Future research could expand on several promising avenues:

  1. Enhancing Pre-training Tasks: Investigate additional pre-training tasks that further align visual and linguistic understanding, potentially incorporating image-only inputs effectively.
  2. Extending to Other Modalities: Explore applicability in video-related tasks such as video captioning and video-based question answering.
  3. Fusion with Detection Models: Integrate fine-tuning of the underlying detection models alongside the cross-modal pre-training to potentially boost performance further.
  4. Expanding Datasets: Incorporate a broader and more diverse range of high-quality image-caption datasets to enrich the pre-training process.
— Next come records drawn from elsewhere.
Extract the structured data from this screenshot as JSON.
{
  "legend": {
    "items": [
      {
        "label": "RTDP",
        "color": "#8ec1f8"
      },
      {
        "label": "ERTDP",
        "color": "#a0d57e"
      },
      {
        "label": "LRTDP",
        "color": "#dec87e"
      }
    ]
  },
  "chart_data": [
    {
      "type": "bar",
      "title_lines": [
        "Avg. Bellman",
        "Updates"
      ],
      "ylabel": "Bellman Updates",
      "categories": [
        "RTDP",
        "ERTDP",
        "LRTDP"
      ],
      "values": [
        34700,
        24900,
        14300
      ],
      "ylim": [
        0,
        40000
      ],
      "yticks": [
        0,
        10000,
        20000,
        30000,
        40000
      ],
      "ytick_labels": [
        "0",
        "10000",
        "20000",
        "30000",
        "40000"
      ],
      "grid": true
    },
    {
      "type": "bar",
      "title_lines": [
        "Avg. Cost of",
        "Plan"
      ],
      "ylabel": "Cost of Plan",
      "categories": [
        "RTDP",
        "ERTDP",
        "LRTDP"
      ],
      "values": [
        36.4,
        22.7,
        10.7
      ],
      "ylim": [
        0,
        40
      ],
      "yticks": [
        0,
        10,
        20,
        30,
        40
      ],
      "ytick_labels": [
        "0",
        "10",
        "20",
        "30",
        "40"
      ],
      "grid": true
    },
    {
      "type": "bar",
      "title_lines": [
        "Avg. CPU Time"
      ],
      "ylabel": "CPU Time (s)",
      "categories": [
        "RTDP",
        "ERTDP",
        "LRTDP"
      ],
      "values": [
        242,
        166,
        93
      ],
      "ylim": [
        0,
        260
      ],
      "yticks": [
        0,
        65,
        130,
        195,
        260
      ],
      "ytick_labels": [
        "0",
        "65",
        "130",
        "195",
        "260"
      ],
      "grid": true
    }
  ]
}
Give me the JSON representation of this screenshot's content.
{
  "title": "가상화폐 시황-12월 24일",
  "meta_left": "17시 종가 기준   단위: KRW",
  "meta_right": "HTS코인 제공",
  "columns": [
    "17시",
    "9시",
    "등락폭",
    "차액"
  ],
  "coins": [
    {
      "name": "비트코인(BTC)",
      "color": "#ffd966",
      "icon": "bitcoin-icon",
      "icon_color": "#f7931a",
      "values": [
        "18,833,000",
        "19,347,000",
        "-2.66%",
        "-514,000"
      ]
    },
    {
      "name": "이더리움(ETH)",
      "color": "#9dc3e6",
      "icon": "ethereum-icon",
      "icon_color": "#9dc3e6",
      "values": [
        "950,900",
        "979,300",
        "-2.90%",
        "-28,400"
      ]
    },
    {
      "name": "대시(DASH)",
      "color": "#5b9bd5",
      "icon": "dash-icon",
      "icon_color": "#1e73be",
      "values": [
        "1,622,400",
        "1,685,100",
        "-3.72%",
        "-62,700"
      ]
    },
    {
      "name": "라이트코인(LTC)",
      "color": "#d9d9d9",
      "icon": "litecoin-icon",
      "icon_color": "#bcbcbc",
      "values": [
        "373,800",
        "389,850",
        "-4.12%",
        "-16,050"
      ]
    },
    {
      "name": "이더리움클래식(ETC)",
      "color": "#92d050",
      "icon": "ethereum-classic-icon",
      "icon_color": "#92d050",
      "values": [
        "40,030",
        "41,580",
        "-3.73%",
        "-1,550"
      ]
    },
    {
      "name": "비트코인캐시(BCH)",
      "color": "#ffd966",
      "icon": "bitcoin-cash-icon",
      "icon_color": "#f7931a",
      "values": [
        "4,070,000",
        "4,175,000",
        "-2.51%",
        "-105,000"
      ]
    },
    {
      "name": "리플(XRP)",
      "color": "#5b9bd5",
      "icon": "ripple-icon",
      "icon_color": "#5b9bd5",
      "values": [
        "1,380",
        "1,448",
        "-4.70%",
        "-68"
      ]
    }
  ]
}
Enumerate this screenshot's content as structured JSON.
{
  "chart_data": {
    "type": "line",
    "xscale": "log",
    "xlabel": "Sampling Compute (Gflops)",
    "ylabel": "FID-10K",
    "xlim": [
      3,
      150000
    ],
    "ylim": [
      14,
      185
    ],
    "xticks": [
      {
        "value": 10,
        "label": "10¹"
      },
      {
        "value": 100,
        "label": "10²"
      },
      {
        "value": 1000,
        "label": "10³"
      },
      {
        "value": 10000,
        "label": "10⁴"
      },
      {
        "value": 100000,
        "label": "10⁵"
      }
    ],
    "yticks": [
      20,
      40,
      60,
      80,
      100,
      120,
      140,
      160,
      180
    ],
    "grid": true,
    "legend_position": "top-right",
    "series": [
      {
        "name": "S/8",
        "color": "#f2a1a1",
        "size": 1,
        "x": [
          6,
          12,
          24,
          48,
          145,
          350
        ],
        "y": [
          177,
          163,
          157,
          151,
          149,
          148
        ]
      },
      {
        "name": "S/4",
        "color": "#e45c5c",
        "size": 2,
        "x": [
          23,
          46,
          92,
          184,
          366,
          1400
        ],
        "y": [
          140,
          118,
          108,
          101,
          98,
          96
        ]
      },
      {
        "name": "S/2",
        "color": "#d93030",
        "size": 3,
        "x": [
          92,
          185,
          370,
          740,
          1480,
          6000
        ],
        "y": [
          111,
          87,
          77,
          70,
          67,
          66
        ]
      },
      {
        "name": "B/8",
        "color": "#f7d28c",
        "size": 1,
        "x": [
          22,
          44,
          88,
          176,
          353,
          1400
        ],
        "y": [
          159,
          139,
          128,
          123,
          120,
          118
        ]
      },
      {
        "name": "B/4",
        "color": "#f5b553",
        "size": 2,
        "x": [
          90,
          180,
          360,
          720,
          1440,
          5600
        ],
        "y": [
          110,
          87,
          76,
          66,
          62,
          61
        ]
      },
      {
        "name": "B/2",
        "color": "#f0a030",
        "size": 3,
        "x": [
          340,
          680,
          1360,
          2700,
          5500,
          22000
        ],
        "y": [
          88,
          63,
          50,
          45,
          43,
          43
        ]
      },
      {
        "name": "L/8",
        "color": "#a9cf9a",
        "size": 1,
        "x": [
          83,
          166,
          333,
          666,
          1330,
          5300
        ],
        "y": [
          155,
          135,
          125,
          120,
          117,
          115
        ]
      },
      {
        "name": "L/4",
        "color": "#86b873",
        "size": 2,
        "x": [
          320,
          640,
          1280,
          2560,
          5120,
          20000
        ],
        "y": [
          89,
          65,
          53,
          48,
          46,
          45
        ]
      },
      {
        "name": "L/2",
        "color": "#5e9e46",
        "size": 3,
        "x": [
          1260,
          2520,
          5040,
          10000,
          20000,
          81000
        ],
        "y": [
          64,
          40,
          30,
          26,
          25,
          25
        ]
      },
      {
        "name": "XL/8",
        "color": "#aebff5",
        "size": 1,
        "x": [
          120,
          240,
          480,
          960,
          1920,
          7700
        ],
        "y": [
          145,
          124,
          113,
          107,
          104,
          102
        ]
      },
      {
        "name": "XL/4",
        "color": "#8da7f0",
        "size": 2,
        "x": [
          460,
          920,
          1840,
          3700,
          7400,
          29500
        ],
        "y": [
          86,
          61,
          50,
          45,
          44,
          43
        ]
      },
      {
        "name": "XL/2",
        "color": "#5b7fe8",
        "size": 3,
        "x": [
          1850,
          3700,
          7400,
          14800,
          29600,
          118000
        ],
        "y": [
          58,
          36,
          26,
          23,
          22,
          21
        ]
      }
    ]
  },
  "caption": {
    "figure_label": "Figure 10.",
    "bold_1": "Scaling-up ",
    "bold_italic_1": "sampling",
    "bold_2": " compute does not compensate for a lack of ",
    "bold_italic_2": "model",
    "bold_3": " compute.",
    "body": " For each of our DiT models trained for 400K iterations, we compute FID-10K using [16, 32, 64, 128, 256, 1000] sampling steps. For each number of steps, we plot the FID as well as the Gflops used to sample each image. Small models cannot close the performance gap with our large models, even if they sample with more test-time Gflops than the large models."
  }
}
The research presented in "Unicoder-VL: A Universal Encoder for Vision and Language by Cross-modal Pre-training" underscores significant strides in the domain of multi-modal AI, paving the way for future advancements in integrated vision and language processing tasks. The model's architecture, combined with its pre-training methodology, promises versatile applications and a robust foundation for further explorations.